In the previous section, we pointed out that flowcharts promote reusability and reproducibility. Flowcharts offer two other nontrivial but powerful features: replicability and generalizability. In the present discussion, we will also include reproducibility due to its importance and close relation to the two aforementioned concepts.

Before proceeding with the details, let us formally define reproducibility, replicability and generalizability following the definitions presented in the National Academies of Sciences report Reproducibility and Replicability in Science.

Reproducibility

is obtaining consistent results using the same input data, computational steps, methods, and code, and conditions of analysis.
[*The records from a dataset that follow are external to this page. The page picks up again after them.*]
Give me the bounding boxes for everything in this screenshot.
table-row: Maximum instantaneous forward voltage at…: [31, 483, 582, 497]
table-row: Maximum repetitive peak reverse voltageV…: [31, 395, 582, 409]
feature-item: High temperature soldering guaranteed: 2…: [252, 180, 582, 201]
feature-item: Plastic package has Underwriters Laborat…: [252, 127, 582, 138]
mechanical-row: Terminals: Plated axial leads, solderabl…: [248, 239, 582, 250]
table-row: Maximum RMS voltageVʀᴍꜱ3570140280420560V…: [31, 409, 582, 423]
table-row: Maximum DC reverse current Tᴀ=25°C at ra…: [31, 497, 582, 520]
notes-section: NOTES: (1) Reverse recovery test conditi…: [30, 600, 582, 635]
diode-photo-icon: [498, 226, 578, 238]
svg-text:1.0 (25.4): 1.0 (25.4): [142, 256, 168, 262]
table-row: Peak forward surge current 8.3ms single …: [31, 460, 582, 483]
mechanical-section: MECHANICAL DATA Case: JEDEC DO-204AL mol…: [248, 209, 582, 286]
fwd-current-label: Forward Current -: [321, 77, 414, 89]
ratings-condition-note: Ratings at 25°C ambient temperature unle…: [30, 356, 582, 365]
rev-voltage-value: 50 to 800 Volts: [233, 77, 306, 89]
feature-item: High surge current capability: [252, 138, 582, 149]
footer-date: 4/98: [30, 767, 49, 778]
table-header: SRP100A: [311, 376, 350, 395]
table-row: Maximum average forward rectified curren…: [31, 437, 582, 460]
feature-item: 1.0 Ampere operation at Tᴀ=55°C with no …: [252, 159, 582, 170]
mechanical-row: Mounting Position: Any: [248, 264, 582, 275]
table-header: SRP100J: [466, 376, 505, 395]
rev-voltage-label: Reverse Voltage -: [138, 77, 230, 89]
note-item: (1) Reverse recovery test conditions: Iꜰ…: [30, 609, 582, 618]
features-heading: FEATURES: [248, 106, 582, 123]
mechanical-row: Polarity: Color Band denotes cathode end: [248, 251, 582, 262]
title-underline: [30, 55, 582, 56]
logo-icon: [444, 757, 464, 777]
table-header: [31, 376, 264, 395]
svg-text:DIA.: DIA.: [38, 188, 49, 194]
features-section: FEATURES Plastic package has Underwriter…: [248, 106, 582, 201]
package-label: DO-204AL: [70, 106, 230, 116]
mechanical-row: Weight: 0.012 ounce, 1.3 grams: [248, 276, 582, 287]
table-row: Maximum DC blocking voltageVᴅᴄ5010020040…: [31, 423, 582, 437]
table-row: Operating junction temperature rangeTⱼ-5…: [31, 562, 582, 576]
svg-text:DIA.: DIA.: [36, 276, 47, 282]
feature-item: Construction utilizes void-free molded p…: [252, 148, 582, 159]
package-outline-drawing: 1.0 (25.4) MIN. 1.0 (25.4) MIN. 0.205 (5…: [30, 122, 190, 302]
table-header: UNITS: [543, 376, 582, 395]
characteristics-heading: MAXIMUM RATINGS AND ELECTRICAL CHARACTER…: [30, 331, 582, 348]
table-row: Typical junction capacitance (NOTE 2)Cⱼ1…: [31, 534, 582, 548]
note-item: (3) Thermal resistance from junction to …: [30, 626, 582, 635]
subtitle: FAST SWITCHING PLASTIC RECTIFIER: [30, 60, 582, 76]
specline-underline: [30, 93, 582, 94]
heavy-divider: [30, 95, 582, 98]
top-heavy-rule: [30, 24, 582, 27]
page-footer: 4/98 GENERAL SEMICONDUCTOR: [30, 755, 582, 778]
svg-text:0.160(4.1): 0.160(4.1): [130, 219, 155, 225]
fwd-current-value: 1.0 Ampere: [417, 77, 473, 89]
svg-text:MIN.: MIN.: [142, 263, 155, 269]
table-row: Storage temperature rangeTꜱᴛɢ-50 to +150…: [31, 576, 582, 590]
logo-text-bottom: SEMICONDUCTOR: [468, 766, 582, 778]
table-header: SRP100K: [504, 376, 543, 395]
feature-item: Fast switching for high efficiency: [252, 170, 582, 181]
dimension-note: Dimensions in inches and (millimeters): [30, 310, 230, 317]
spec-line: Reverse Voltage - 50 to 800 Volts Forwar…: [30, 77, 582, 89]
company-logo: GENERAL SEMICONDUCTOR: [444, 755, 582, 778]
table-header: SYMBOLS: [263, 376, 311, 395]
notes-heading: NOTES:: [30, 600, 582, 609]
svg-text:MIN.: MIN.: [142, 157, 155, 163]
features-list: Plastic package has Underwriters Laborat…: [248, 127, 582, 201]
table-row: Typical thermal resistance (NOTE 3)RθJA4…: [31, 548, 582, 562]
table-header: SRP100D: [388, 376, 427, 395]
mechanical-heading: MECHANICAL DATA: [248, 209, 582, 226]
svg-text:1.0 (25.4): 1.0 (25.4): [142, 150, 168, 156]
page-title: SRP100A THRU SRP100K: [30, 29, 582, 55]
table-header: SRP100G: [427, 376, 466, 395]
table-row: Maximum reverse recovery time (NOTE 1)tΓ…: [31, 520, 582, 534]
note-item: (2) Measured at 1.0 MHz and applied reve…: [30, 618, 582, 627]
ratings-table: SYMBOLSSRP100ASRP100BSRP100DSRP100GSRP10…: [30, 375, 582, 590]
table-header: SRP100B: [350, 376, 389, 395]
This definition is synonymous with computational reproducibility.

Replicability

is obtaining consistent results across studies aimed at answering the same scientific question, each of which has obtained its own data. Two studies may be considered to have replicated if they obtain consistent results given the level of uncertainty inherent in the system under study.

Generalizability

refers to the extent that results of a study apply in other contexts or populations that differ from the original one.

Reproducibility

Flowcharts are reproducible objects which replicate an identical set of steps if executed twice on the same or two separate machines. Provided that the steps themselves are deterministic, the entire workflow will yield identical results. On parallel executions using multiple processors or adopting different versions, the results will likely be similar within an estimated level of certainty but not identical.

A variety of computational tasks such as training neural networks, molecular dynamics simulations and Monte Carlo methods, depend on random numbers for (pre-)initialization of data. These types of simulations will differ in details unless the seeding random number is fixed. In this case, the physical results of duplicate runs should be identical in the statistical sense despite having different trajectories. The developers of SEAMM plug-ins are encouraged to ensure the reproducibility of the results by printing the adopted seed values in the output and allowing users to modify them, when necessary.

Replicability

SEAMM relies on plug-ins for the realization of replicability without providing any guarantees. Plug-ins simplify and clarify the inputs to the underlying simulation engines. Furthermore, plug-ins guide the relevance of available key parameters adopted in each simulation while pre-initializing them to reasonable default values.

The usage of flowcharts published by experts in the public domains will promote replicability through reproducibility and generalizability. For example, if a professional scientist publishes a flowchart that calculates the viscosity of a fluid using LAMMPS and another expert publishes a flowchart to compute the same property using GROMACS, it is very likely that they will get comparable results. Any researcher can then import one of the flowcharts in SEAMM and adopt it to study the properties of a different fluid and get high quality results. You might want to share your flowchart with a collaborator to be able to replicate your results independently.

Generalizability

Generalizability is one of the superpowers of SEAMM that stems from the existence of flowcharts and plug-ins. For instance, a flowchart that calculates a specific properties of a group of small organic molecules, can also be used to study the a distinct group of organic molecules of medium to large sizes. That being said, the applicability of the flowcharts cannot be extended too much towards performing calculations far outside their original scope. For example, one cannot use flowcharts that are built to calculate the elastic properties of solids to fluids or isolated molecules. If the force-field does not have the parameters associated to the elements or functional groups in the target molecule(s) or a quantum chemistry code does not have basis sets for a particular element, the flowchart will not be functional.